The mind set was that life boats were dangerous, only with the Titanic’s sinking did occur on a tranquil sea, otherwise many others would have died.
That and the California’s radio operator having just turned in for the night missing the distress call, which the ship could have transferred the passengers to.
They also based the decision for the number of lifeboats on empiric data. According to the article, until then lifeboats launched from ships out at sea had a very bad track record. Rarely did anyone survive, they just died from lack of food and water.
Instead, they started to making the actual ships much more survivable. The main purpose of those lifeboats then was to ferry passengers to rescue ships, so a full set for every single person on board was not needed.
It is a very interesting article. Every time I hear some simple story, as soon as someone more knowledgeable has a look it begins to look very different from the little snippet known and spread by the public. I never trust simple stories any more, so I am glad I heard a different version of the simple "The Titanic did not have enough lifeboats".
Reading the whole still short article is worth it! I'm summarizing a few additional points because I am definitely not complaining about common habits of readers who are more likely to read the comments :-)

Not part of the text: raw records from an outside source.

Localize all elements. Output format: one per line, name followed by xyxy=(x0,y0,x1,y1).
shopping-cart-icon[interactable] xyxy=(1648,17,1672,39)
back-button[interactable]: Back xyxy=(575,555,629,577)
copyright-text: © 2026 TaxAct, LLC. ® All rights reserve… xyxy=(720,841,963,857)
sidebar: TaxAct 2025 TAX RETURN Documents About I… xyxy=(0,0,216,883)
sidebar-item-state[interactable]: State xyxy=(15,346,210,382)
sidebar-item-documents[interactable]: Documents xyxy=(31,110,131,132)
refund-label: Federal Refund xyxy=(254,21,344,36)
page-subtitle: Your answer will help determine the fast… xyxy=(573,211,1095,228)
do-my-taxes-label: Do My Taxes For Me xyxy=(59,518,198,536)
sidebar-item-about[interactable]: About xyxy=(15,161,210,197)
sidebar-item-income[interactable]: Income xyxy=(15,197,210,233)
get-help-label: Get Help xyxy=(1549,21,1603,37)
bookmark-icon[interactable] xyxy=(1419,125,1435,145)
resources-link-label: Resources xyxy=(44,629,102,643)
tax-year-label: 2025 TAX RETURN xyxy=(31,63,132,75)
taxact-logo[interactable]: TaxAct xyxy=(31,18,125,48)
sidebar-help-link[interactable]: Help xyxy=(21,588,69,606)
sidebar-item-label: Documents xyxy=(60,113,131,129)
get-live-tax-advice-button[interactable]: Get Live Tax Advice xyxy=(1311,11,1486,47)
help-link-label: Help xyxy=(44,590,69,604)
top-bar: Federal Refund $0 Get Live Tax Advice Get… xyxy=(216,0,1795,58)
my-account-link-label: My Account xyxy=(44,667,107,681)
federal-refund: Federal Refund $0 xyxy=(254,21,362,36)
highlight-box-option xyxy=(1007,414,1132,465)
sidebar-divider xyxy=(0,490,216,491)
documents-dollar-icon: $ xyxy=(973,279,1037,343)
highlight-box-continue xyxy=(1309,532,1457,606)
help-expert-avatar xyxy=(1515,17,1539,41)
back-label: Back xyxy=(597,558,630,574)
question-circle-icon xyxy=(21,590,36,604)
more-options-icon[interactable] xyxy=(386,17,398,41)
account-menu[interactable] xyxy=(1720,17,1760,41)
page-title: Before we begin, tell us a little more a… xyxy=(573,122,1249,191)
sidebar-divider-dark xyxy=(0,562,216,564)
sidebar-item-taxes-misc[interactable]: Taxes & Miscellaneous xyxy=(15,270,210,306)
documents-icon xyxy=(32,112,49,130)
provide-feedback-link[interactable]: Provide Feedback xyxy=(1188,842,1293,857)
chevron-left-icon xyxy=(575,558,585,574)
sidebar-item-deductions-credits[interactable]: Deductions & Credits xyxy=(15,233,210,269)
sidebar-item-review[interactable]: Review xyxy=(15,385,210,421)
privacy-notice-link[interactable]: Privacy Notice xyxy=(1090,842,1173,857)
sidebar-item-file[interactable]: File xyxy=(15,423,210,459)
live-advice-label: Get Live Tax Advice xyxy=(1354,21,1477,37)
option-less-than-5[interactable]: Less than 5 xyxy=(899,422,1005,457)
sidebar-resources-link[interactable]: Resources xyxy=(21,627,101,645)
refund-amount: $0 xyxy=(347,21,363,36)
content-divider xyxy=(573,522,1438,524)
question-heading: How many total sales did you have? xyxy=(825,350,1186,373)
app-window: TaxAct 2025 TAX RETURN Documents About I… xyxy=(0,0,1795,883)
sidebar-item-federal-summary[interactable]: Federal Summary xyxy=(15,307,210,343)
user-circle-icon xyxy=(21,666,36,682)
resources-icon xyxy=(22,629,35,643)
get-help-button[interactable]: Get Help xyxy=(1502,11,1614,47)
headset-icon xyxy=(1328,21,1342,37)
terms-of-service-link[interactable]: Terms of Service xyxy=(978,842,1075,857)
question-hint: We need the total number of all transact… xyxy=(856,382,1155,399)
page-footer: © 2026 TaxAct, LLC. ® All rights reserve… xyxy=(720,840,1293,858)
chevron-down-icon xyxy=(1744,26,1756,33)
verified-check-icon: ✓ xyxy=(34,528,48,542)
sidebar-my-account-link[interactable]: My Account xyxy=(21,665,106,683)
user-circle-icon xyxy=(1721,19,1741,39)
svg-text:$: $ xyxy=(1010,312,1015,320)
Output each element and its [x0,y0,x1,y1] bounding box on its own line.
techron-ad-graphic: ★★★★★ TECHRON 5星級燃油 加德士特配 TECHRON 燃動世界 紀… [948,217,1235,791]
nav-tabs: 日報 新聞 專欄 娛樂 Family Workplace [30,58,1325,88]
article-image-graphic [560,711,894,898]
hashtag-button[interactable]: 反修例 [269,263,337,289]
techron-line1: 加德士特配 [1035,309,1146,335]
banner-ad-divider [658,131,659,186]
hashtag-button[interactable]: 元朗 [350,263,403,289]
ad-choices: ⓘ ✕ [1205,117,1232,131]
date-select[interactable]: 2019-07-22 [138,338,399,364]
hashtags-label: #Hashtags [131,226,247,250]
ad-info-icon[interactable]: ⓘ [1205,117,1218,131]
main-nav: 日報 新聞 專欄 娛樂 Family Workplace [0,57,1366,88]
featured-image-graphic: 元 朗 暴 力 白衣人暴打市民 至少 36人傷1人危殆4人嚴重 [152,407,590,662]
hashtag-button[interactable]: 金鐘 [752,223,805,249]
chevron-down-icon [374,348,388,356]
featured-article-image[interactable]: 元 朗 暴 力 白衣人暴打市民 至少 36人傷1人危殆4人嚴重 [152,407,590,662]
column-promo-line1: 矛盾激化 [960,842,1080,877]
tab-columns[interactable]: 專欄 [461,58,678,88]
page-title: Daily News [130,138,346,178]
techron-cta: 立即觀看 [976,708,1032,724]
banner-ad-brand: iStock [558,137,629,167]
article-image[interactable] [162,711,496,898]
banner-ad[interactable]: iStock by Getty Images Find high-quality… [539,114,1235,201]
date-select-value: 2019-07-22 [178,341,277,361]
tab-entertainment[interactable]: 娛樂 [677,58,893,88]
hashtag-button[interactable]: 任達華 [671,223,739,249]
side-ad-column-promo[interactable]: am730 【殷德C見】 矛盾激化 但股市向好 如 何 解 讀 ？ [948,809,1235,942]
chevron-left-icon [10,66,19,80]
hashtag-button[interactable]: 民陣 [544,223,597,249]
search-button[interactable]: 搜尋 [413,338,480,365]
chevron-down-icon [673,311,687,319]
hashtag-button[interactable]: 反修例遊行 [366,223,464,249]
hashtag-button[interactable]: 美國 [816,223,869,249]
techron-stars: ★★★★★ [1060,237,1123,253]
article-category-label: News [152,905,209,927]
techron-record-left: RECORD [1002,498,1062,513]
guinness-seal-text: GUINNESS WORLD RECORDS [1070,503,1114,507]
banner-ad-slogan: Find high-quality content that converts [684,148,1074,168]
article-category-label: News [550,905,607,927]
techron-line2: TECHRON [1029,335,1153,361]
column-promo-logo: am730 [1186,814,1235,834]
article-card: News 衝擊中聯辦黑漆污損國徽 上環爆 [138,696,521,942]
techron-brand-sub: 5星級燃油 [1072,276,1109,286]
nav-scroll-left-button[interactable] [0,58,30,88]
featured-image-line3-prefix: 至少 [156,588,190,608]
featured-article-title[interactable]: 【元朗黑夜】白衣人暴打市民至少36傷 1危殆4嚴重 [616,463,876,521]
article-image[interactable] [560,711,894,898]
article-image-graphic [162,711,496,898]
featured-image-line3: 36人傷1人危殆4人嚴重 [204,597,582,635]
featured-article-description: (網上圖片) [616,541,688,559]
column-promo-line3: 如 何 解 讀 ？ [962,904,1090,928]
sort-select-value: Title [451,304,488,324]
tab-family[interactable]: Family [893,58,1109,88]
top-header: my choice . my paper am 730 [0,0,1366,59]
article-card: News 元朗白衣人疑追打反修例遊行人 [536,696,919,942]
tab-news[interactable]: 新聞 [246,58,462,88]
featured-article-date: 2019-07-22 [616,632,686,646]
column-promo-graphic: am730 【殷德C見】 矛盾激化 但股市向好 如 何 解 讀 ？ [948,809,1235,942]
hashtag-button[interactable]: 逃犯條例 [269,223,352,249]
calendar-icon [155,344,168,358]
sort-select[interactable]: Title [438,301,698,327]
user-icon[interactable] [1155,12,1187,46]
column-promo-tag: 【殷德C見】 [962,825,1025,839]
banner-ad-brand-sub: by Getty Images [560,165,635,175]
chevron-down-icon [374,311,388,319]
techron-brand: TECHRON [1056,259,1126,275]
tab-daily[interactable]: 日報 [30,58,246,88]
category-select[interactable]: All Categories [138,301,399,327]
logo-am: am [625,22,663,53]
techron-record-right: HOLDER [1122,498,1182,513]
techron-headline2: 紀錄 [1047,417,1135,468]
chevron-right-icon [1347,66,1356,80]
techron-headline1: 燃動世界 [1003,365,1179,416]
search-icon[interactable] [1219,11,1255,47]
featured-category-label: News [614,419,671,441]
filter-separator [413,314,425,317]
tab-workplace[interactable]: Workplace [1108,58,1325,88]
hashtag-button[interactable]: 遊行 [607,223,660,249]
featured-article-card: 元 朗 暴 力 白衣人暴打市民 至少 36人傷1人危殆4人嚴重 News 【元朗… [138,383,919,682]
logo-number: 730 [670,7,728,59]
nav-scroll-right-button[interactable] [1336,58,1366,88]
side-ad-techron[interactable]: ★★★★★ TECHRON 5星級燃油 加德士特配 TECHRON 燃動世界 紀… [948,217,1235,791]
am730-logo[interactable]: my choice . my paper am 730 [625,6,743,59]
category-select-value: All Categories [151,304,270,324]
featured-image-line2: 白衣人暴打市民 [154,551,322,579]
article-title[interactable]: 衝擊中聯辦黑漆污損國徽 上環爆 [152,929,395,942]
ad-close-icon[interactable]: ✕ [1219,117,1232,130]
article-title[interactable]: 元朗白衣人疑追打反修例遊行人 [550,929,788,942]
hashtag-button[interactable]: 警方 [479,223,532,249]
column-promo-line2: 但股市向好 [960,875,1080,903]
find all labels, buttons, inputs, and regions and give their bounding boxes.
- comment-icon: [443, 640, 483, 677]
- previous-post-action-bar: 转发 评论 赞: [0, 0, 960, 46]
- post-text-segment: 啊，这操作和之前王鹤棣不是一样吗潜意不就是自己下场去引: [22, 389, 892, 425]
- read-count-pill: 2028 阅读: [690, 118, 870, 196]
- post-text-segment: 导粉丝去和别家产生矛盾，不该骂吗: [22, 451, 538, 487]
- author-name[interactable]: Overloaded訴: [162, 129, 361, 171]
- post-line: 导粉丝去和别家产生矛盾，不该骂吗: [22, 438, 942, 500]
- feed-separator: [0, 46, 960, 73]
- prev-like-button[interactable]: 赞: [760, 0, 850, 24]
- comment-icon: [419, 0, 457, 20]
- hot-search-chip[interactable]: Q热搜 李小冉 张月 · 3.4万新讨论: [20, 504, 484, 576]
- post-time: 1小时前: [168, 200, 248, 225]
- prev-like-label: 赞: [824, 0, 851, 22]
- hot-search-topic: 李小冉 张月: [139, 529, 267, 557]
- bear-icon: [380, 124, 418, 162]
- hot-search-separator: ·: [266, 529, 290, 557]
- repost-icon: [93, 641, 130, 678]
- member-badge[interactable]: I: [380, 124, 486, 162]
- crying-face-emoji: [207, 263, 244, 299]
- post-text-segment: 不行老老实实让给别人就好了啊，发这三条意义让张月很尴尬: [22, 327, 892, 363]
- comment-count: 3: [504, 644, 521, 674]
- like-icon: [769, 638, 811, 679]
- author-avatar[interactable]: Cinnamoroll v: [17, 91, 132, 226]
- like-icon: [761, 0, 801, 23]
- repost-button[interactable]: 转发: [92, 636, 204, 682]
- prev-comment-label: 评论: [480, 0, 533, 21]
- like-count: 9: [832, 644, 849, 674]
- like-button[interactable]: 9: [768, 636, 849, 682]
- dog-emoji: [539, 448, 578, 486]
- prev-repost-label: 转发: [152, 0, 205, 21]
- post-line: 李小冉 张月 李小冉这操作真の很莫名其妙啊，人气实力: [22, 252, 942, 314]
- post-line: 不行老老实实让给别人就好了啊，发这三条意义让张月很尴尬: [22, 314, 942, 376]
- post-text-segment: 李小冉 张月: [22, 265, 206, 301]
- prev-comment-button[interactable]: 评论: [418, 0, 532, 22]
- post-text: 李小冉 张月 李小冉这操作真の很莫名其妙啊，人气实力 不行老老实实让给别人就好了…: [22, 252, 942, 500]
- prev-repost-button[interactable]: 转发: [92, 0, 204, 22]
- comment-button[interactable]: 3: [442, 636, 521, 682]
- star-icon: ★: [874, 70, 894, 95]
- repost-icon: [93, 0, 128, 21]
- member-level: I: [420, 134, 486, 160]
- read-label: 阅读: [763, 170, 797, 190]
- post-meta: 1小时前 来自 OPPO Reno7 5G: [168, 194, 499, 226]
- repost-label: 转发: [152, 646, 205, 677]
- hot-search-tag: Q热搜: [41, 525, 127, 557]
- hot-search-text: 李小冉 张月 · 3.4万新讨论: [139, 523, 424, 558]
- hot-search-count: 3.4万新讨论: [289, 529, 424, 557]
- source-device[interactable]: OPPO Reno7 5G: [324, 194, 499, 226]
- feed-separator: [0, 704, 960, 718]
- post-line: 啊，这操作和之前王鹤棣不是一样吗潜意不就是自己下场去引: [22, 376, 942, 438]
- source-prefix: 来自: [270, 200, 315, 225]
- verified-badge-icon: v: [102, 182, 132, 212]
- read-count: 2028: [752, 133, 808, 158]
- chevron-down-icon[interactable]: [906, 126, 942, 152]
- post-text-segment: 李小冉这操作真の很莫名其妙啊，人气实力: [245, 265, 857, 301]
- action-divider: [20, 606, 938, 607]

The podcast came up in my feed and I listened to it.
HN values efficiency
I'm not gonna call your question silly because it was in earnest, but it does seem to indicate problems with your world view that you consider deaths under these differing circumstances fungible at a 1 for 1 rate or thereabouts.
But I see the line about "multimillion dollar commercial equipment". The shareholder value must be protected after all. Conversely, a wrecked car is a potential new sale.
Another contender: during the fire and sinking of the steamship General Slocum carrying people on a family picnic in New York, 1904, people reached for the fire hoses which were cheap and rotten and useless. The lifeboats were inaccessible. The life jackets unmaintained for a decade and had rotted to cork dust and the inspection records had been falsified. Imagine with no fire extinguishing, no lifeboats, you grab a remaining life preserver and put it on your kid and throw them overboard only to watch them sink to their death because the life preserver manufacturing company had put iron bars in them instead of cork floats because that was cheaper.
957 people died in the whole disaster. The headlines are here:
https://www.nytimes.com/1904/10/02/archives/put-iron-bars-in...
https://www.nytimes.com/1905/05/25/archives/for-life-preserv...
and the story here: https://www.youtube.com/watch?v=38NfsPVC6m8
The people that sent them to war and the people trying to kill them. It's a collaboration.